On Sundays and Holy Days of Obligation, we decided to change the way the vessels will be purified after Communion.  Going forward, the cup ministers will return their chalices to the Credence Table while the host ministers will continue to return their bowls to the Altar.  The vessels will still be purified by the priest or deacon, but in two different locations, expediting the clearing of the Altar.  To do this, the servers are being retrained to make sure that the Credence Table is mostly free of other items used earlier in the Mass such as the lavabo (the bowl for the priest to wash his hands) and other items used in preparation for the Liturgy of the Eucharist.  Also, the Extraordinary Ministers of Holy Communion are being trained to follow this new process.  This will also allow the sacristans to clean or prepare the vessels for the next Mass if they wish.  The clearing of the Altar is not a separate Rite in the Mass but a procedure in a transitional phase from the Communion Rite to the Concluding Rite.  However, due to the number of vessels, this procedure has been taking so much time so as to appear as a formal rite in and of itself.  This change will clarify and simplify this part of the Mass.  The General Instructions to the Roman Missal directs that the purification of the vessels can be done at their location. (GIRM 163).

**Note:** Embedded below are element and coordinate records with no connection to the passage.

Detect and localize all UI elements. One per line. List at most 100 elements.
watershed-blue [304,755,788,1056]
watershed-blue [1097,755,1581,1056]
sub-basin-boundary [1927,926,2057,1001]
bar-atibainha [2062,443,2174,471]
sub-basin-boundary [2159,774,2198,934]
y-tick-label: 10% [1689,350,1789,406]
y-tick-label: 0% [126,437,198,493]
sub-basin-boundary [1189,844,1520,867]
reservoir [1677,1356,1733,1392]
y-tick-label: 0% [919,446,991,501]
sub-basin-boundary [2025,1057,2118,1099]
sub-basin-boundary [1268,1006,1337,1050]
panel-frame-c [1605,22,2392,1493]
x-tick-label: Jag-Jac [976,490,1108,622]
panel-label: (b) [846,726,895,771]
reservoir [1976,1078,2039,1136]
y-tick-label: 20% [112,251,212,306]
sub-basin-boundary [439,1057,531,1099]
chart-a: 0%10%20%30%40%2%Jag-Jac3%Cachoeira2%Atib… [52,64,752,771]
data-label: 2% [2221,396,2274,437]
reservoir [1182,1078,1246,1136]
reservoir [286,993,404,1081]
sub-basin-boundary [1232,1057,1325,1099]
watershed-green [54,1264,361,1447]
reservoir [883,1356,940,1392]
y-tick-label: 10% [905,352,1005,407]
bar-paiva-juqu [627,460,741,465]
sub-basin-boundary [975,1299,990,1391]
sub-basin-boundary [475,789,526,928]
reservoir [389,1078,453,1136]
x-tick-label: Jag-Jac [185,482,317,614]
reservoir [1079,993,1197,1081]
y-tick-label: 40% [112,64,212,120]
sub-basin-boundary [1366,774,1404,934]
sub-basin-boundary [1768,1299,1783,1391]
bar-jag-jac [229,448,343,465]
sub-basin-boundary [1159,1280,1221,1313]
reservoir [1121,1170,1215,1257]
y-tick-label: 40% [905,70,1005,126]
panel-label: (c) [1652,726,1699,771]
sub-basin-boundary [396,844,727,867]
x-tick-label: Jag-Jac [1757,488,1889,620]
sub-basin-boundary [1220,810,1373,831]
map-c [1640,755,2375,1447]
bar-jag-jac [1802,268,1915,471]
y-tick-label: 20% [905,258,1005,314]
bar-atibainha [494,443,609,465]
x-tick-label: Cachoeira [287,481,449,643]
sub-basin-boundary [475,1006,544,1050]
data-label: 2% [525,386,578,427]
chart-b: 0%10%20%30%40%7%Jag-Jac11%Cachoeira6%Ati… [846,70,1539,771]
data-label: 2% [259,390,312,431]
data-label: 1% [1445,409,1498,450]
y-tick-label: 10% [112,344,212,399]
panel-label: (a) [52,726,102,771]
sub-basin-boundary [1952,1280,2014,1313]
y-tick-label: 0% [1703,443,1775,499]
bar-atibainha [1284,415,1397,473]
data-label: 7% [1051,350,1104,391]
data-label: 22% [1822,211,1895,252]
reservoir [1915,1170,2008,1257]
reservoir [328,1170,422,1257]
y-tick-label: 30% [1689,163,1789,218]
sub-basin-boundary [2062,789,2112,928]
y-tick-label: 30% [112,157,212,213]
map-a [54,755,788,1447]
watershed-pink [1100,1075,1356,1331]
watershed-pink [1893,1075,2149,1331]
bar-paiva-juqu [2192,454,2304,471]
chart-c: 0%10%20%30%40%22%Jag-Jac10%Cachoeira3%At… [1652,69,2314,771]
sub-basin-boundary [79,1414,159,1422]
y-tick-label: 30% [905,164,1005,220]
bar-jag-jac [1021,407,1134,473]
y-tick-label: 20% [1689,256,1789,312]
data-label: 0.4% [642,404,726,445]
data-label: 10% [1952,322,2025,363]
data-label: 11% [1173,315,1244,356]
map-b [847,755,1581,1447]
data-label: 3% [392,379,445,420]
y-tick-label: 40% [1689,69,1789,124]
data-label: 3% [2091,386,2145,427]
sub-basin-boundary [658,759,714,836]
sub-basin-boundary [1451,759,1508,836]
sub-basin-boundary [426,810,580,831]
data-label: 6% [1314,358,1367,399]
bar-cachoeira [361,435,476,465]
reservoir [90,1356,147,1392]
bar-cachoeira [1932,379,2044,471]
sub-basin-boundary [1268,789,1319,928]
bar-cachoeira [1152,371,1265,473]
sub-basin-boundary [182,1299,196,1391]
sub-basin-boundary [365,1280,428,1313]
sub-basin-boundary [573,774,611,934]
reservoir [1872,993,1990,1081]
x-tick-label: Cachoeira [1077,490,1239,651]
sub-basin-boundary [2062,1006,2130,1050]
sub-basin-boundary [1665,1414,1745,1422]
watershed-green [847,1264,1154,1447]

On weekdays, we have decided to emphasize a greater unity with the Universal Church and increase awareness of the principle of Progressive Solemnity.  This term, Progressive Solemnity, is the principle where by the Mass ebbs and flows according to the state or “level” of celebration in the Mass.  When Mass is being offered on a day in Ordinary Time and there is no saint of whom we memorialize nor is there any feast or solemnity, the Mass should take on a very basic form.  This kind of day is called a “ferial celebration” or “ferial day”  The term comes from the Latin, feria, meaning “free day.”  On these weekday Masses, we will forego singing at the beginning and end of Mass and, instead, replace the entrance song with the universal antiphon which the Church is expressing all through the globe.  This is called the Entrance Antiphon.  The procession of the priest leaving the Sanctuary will be done in silence.  This small change will let us experience the change of a seasons via memorials, feasts, or solemnities in contrast to those days where none of these are prescribed.  So on ferial days, the Mass will be much simpler.  When a saint is to be memorialized, singing at the entrance and recessional of the Mass will return.  On feast days, as the Church prescribes, the Gloria will be said or sung.  On Solemnities, the Creed will be added.  So, depending on the kind of day the Mass lands, there will be more or less things happening.  We hope that this very small shift will allow our daily Mass goers to experience more the variations or the progressiveness of the sacrifice of the Mass while also bringing more harmony with the Masses offered throughout the world.

Are these important or critical changes, no.  But, I do believe that these small changes will aid us in more clarity and intelligibility of the actions, meanings, and sense of progression within the celebration of the Mass.